We are really good at eliminating frustration on Web sites but we’re not great at moving to the next level: creating delight for our customers. Going from usable to delightful comes down to three elements: pleasure, flow, and meaning. These are not sequential but intermingled states.

Pleasure

  • A pleasurable interface: shows consideration, anticipates people’s needs, is responsive to context, and uses visuals and voice to create a “feeling”.
  • Being aware of the user and inserting bits of thoughtfulness into an interface can create more pleasure for users.
  • How do you know if you have designed for pleasure? You can’t do A/B testing to see. You have to observe people first hand: are they smiling, exclaiming, or behaving with infatuation?
  • Be cautious of habituation, distraction, disruption, and don’t force it. Habituation: decrease in response after repeated exposure. Distraction: taking attention away from key tasks or info. Disruption: getting in people’s way as they are trying to get things done. Don’t force it: people can tell when you are trying way to hard.
  • Pleasure anticipates needs and produces a positive effect often through visual design and voice.

Flow

  • Flow is about true usability. It is immersive, empowering, and plays on people’s mastery and control of subjects or tasks not tools.
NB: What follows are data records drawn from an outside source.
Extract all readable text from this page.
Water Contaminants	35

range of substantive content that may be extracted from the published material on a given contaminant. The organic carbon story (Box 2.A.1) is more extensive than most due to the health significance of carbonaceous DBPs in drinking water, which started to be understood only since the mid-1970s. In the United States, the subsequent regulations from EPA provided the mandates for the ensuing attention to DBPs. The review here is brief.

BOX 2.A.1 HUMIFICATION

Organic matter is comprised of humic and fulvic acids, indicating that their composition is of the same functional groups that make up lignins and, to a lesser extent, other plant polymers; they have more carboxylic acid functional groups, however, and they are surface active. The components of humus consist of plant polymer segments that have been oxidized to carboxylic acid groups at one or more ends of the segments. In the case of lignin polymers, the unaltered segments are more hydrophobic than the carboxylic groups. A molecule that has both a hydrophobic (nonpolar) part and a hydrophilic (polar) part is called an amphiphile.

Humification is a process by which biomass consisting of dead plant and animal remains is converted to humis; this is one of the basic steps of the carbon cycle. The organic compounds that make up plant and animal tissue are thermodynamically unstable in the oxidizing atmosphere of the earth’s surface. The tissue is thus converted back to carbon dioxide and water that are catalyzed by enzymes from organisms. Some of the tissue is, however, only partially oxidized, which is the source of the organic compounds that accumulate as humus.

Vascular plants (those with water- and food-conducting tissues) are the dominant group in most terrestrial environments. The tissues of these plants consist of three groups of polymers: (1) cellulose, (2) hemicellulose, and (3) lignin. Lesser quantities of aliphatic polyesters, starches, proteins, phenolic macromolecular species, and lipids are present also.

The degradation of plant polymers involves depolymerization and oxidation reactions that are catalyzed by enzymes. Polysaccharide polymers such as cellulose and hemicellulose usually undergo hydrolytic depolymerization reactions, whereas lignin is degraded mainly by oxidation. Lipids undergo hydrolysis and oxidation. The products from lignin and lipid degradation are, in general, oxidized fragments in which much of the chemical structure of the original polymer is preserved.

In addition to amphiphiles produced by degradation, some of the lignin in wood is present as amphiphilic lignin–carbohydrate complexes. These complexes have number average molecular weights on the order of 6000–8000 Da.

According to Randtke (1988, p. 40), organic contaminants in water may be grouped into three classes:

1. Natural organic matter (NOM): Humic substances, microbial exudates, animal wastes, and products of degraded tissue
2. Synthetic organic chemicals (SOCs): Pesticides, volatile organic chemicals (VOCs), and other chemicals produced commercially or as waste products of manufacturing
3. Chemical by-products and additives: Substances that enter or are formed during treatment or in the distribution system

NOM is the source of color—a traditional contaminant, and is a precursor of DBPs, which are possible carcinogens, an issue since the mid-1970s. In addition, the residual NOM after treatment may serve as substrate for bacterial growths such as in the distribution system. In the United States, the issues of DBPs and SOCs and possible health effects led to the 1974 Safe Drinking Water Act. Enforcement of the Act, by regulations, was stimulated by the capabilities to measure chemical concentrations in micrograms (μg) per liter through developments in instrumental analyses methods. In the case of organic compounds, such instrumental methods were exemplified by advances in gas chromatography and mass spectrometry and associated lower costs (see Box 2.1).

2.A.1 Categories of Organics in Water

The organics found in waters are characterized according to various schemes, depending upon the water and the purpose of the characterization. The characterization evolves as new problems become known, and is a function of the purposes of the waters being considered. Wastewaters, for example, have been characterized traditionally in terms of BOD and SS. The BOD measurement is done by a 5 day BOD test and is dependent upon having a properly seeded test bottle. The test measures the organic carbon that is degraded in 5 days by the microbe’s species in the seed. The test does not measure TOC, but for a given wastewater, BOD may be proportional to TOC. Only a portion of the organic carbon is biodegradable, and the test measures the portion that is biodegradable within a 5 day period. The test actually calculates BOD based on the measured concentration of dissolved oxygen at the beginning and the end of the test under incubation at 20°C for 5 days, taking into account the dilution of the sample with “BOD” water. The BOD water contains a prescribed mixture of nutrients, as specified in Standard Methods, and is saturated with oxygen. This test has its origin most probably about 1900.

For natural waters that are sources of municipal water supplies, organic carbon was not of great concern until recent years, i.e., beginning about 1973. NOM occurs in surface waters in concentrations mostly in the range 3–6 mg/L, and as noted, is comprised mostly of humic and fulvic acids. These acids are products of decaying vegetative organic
Flow allows people to be completely productive. Subtle motivation, behavioral, and social cues can help reinforce the notion of flow.
  • Support serendipity: make tangents useful and meaningful to feed people’s curiosity.
  • Designing for flow: Affordances and feedback need to be clear, obvious and invisible. Information architecture needs to match people’s mental models. There needs to be a perception of responsiveness. Clutter needs to be minimized. The interface needs to be appropriate for the context of use.
  • Evidence of flow: people are thankful, time passes quickly without them noticing, and in the end they feel like they accomplished something.
  • Be mindful that flow could register as engagement or frustration in analytics data. User control is key to making flow work.
  • Assessing flow: when using this, how aware do you feel? Can you accomplish new things with it? How much does it expand your capabilities?
  • Flow is immersive, frictionless, and makes use of subtlety in design.

Meaning

  • Companies focused on meaning are flourishing because they have a sense of purpose. There’s an understandable intent that is modeled across the full experience. Meaning has to be conveyed with clarity and simplicity so people move in the direction you want without feeling like you are controlling them.
  • Work toward creating meaning by rewarding and acknowledging effort by people. Reward involvement through loyalty and support that makes people feel like they belong.
  • Designing for meaning: effort is encouraged and rewarded, site & interactions feel secure and safe, branding is authentic.
  • Evidence of meaning: people feel connected, yet selfless. Meaning creates true engagement through a devoted and compassionate audience.
  • You can’t glue on meaning, it has to come from inside. It must come from the business model out. Not from a tagline.
  • Meaning is infusing an organization with intent. Everything about the design needs to echo that intent from mission to fulfillment to culture.